What is an MCP gateway?
An MCP gateway is a single endpoint that aggregates many MCP servers, adds auth, governance, and audit, and exposes one unified tool catalog to any AI agent.
An MCP gateway is a single Model Context Protocol endpoint that sits in front of many MCP servers. Instead of configuring each server in every AI client, you connect them once to the gateway and every client sees one unified, governed tool catalog.
Why use a gateway instead of raw MCP servers?
- One endpoint: aggregate dozens of MCP servers and databases behind a single URL.
- One identity model: per-user OAuth so each user's tools run under their own account.
- Governance: RBAC/ABAC, read-only mode, tool exposure control, and PHI/PII redaction on every call.
- Auditability: a tamper-evident log of every tool call, connect, and config change.
- Control: override tool prompts and block or redact individual fields without touching the upstream server.
How does it work?
A client connects to the gateway's /mcp endpoint and calls tools/list. The gateway returns the union of every connected server's tools, namespaced as <server>__<tool>. On a tools/call, the gateway resolves the right credential (shared org credential or the caller's per-user token), applies governance, forwards the call, and redacts the result before returning it.

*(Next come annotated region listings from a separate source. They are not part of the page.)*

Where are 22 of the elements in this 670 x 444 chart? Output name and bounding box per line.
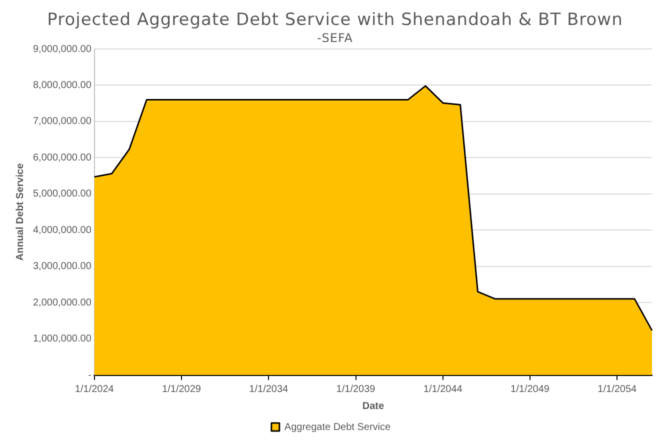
- x-tick-label: 1/1/2049: [510, 384, 550, 395]
- x-tick-label: 1/1/2024: [74, 384, 114, 395]
- y-tick-label: 3,000,000.00: [33, 261, 92, 272]
- y-tick-label: -: [88, 370, 92, 381]
- x-tick-label: 1/1/2054: [598, 384, 638, 395]
- y-tick-label: 1,000,000.00: [33, 334, 92, 345]
- x-tick-label: 1/1/2044: [423, 384, 463, 395]
- y-tick-label: 8,000,000.00: [33, 80, 92, 91]
- y-tick-label: 9,000,000.00: [33, 44, 92, 55]
- legend-label: Aggregate Debt Service: [284, 422, 392, 433]
- chart-subtitle: -SEFA: [316, 31, 354, 45]
- y-tick-label: 6,000,000.00: [33, 152, 92, 164]
- y-tick-label: 4,000,000.00: [33, 224, 92, 236]
- x-axis-title: Date: [362, 400, 384, 412]
- y-axis-title: Annual Debt Service: [14, 162, 26, 261]
- x-tick-label: 1/1/2029: [162, 384, 202, 395]
- x-tick-label: 1/1/2034: [249, 384, 289, 395]
- x-tick-label: 1/1/2039: [336, 384, 376, 395]
- y-tick-label: 2,000,000.00: [33, 297, 92, 308]
- y-tick-label: 5,000,000.00: [33, 188, 92, 200]
- chart-title: Projected Aggregate Debt Service with Shenandoah & BT Brown: [46, 10, 624, 30]
- y-tick-label: 7,000,000.00: [33, 116, 92, 128]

Because the gateway speaks standard MCP, it works with Claude, Cursor, ChatGPT, Windsurf, Cline, and any framework that supports remote MCP.
FAQ
What is the Model Context Protocol (MCP)?
MCP is an open protocol that lets AI applications connect to external tools and data sources through a standard interface. An MCP gateway aggregates many such servers behind one endpoint.
How is a gateway different from an iPaaS like Zapier?
An iPaaS runs predefined automations. An MCP gateway exposes live, callable tools to an AI agent at runtime, with per-call identity and governance - the agent decides what to call.